Why converting from float to double changes the value?

I've been trying to find out the reason, but I couldn't. Can anybody help me?

Look at the following example.

float f = 125.32f;
System.out.println("value of f = " + f);
double d = (double) 125.32f; 
System.out.println("value of d = " + d);

This is the output:

value of f = 125.32
value of d = 125.31999969482422

The value of a float does not change when converted to a double. There is a difference in the displayed numerals because more digits are required to distinguish a double value from its neighbors, which is required by the Java documentation. That is the documentation for toString, which is referred (through several links) from the documentation for println.

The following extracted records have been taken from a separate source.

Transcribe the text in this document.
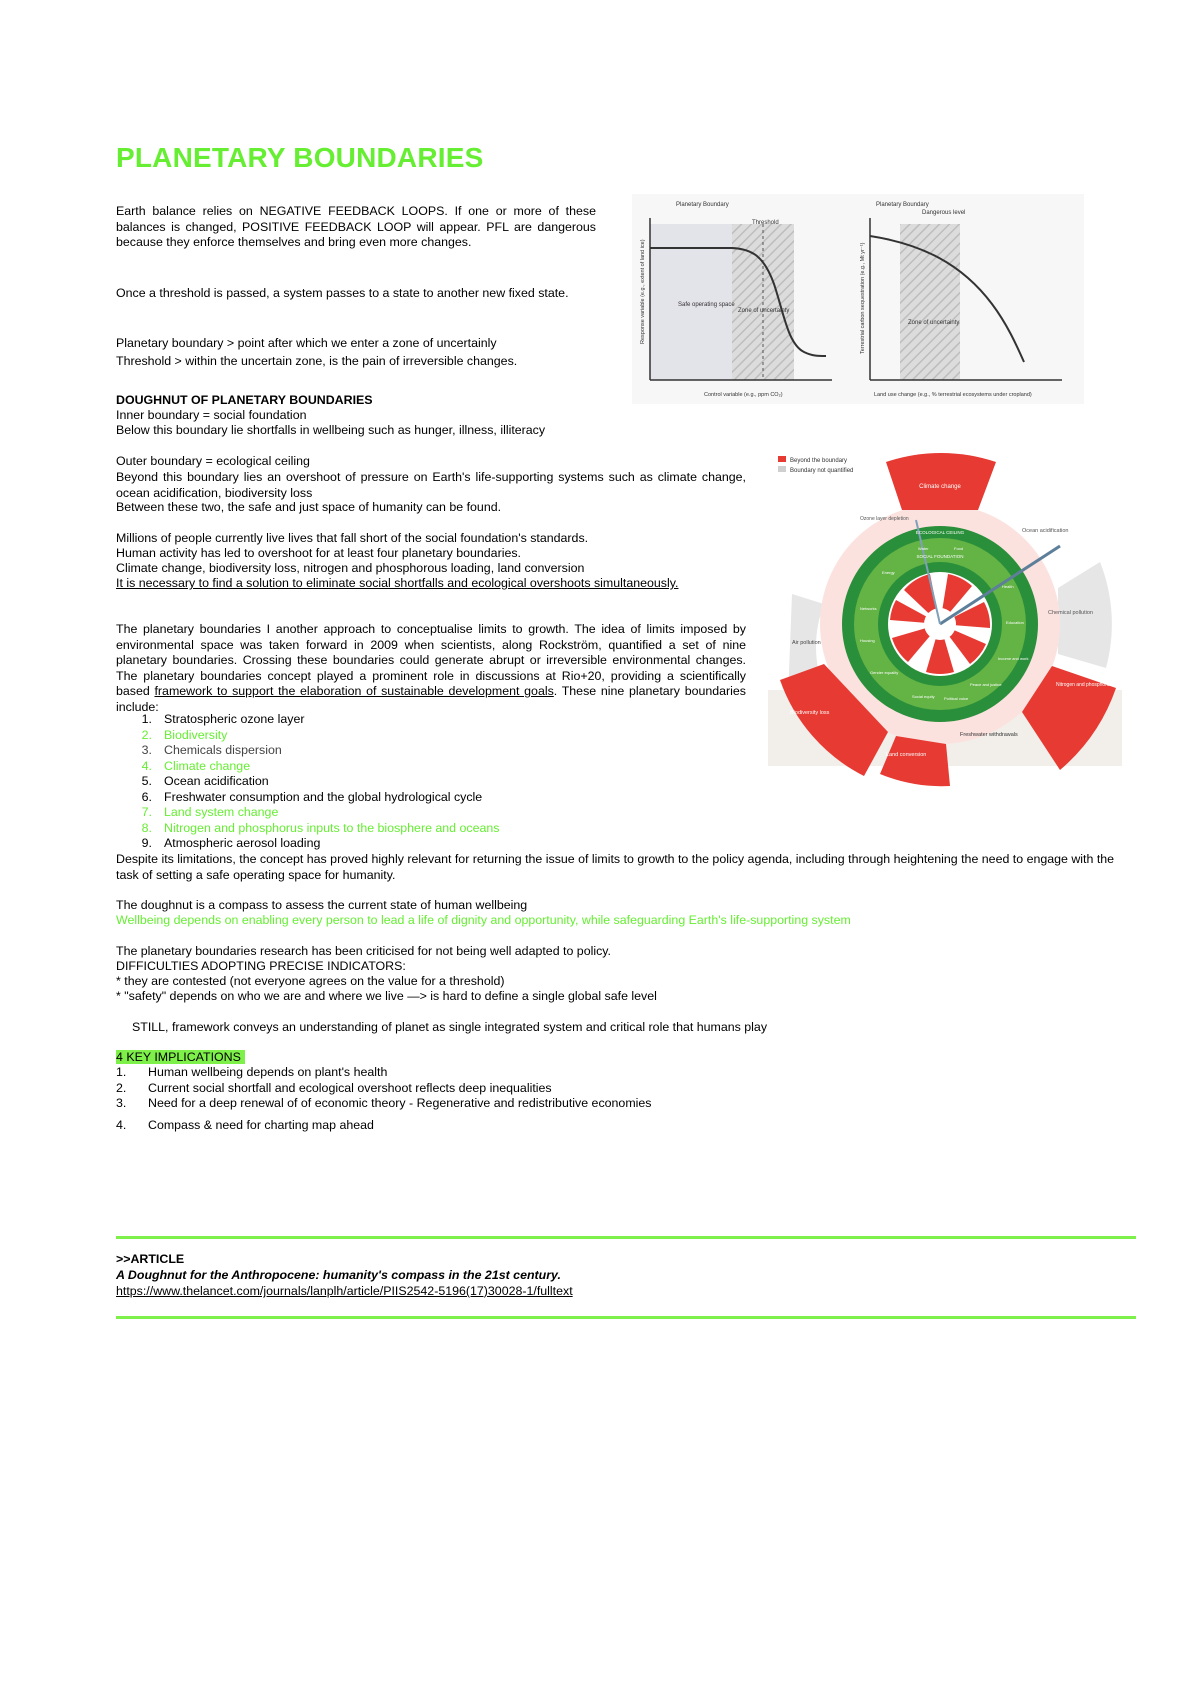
PLANETARY BOUNDARIES
Earth balance relies on NEGATIVE FEEDBACK LOOPS. If one or more of these balances is changed, POSITIVE FEEDBACK LOOP will appear. PFL are dangerous because they enforce themselves and bring even more changes.
Once a threshold is passed, a system passes to a state to another new fixed state.
Planetary boundary > point after which we enter a zone of uncertainly
Threshold > within the uncertain zone, is the pain of irreversible changes.
Planetary Boundary
Threshold
Safe operating space
Zone of uncertainty
Control variable (e.g., ppm CO₂)
Response variable (e.g., extent of land ice)
Planetary Boundary
Dangerous level
Zone of uncertainty
Land use change (e.g., % terrestrial ecosystems under cropland)
Terrestrial carbon sequestration (e.g., Mt yr⁻¹)
DOUGHNUT OF PLANETARY BOUNDARIES
Inner boundary = social foundation
Below this boundary lie shortfalls in wellbeing such as hunger, illness, illiteracy
Outer boundary = ecological ceiling
Beyond this boundary lies an overshoot of pressure on Earth's life-supporting systems such as climate change, ocean acidification, biodiversity loss
Between these two, the safe and just space of humanity can be found.
Millions of people currently live lives that fall short of the social foundation's standards.
Human activity has led to overshoot for at least four planetary boundaries.
Climate change, biodiversity loss, nitrogen and phosphorous loading, land conversion
It is necessary to find a solution to eliminate social shortfalls and ecological overshoots simultaneously.
The planetary boundaries I another approach to conceptualise limits to growth. The idea of limits imposed by environmental space was taken forward in 2009 when scientists, along Rockström, quantified a set of nine planetary boundaries. Crossing these boundaries could generate abrupt or irreversible environmental changes. The planetary boundaries concept played a prominent role in discussions at Rio+20, providing a scientifically based framework to support the elaboration of sustainable development goals. These nine planetary boundaries include:
Beyond the boundary
Boundary not quantified
Climate change
ECOLOGICAL CEILING
SOCIAL FOUNDATION
Ocean acidification
Chemical pollution
Nitrogen and phosphorus loading
Freshwater withdrawals
Land conversion
Biodiversity loss
Air pollution
Ozone layer depletion
Water	Food
Health
Education
Income and work
Peace and justice
Political voice
Social equity
Gender equality
Housing
Networks
Energy
1. Stratospheric ozone layer
2. Biodiversity
3. Chemicals dispersion
4. Climate change
5. Ocean acidification
6. Freshwater consumption and the global hydrological cycle
7. Land system change
8. Nitrogen and phosphorus inputs to the biosphere and oceans
9. Atmospheric aerosol loading
Despite its limitations, the concept has proved highly relevant for returning the issue of limits to growth to the policy agenda, including through heightening the need to engage with the task of setting a safe operating space for humanity.
The doughnut is a compass to assess the current state of human wellbeing
Wellbeing depends on enabling every person to lead a life of dignity and opportunity, while safeguarding Earth's life-supporting system
The planetary boundaries research has been criticised for not being well adapted to policy.
DIFFICULTIES ADOPTING PRECISE INDICATORS:
* they are contested (not everyone agrees on the value for a threshold)
* "safety" depends on who we are and where we live —> is hard to define a single global safe level
STILL, framework conveys an understanding of planet as single integrated system and critical role that humans play
4 KEY IMPLICATIONS
1.	Human wellbeing depends on plant's health
2.	Current social shortfall and ecological overshoot reflects deep inequalities
3.	Need for a deep renewal of of economic theory - Regenerative and redistributive economies
4.	Compass & need for charting map ahead
>>ARTICLE
A Doughnut for the Anthropocene: humanity's compass in the 21st century.
https://www.thelancet.com/journals/lanplh/article/PIIS2542-5196(17)30028-1/fulltext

The exact value for 125.32f is 125.31999969482421875. The two neighboring float values are 125.3199920654296875 and 125.32000732421875. Observe that 125.32 is closer to 125.31999969482421875 than to either of the neighbors. Therefore, by displaying “125.32”, Java has displayed enough digits so that conversion back from the decimal numeral to float reproduces the value of the float passed to println.

The two neighboring double values of 125.31999969482421875 are 125.3199996948242045391452847979962825775146484375 and 125.3199996948242329608547152020037174224853515625.
Observe that 125.32 is closer to the latter neighbor than to the original value (125.31999969482421875). Therefore, printing “125.32” does not contain enough digits to distinguish the original value. Java must print more digits in order to ensure that a conversion from the displayed numeral back to double reproduces the value of the double passed to println.

1. When you convert a float into a double, there is no loss of information. Every float can be represented exactly as a double.
2. On the other hand, neither decimal representation printed by System.out.println is the exact value for the number. An exact decimal representation could require up to about 760 decimal digits. Instead, System.out.println prints exactly the number of decimal digits that allow to parse the decimal representation back into the original float or double. There are more doubles, so when printing one, System.out.println needs to print more digits before the representation becomes unambiguous.

The conversion from float to double is a widening conversion, as specified by the JLS. A widening conversion is defined as an injective mapping of a smaller set into its superset. Therefore the number being represented does not change after a conversion from float to double.

More information regarding your updated question

In your update you added an example which is supposed to demonstrate that the number has changed. However, it only shows that the string representation of the number has changed, which indeed it has due to the additional precision acquired through the conversion to double. Note that your first output is just a rounding of the second output. As specified by Double.toString,

There must be at least one digit to represent the fractional part, and beyond that as many, but only as many, more digits as are needed to uniquely distinguish the argument value from adjacent values of type double.

Since the adjacent values in the type double are much closer than in float, more digits are needed to comply with that ruling.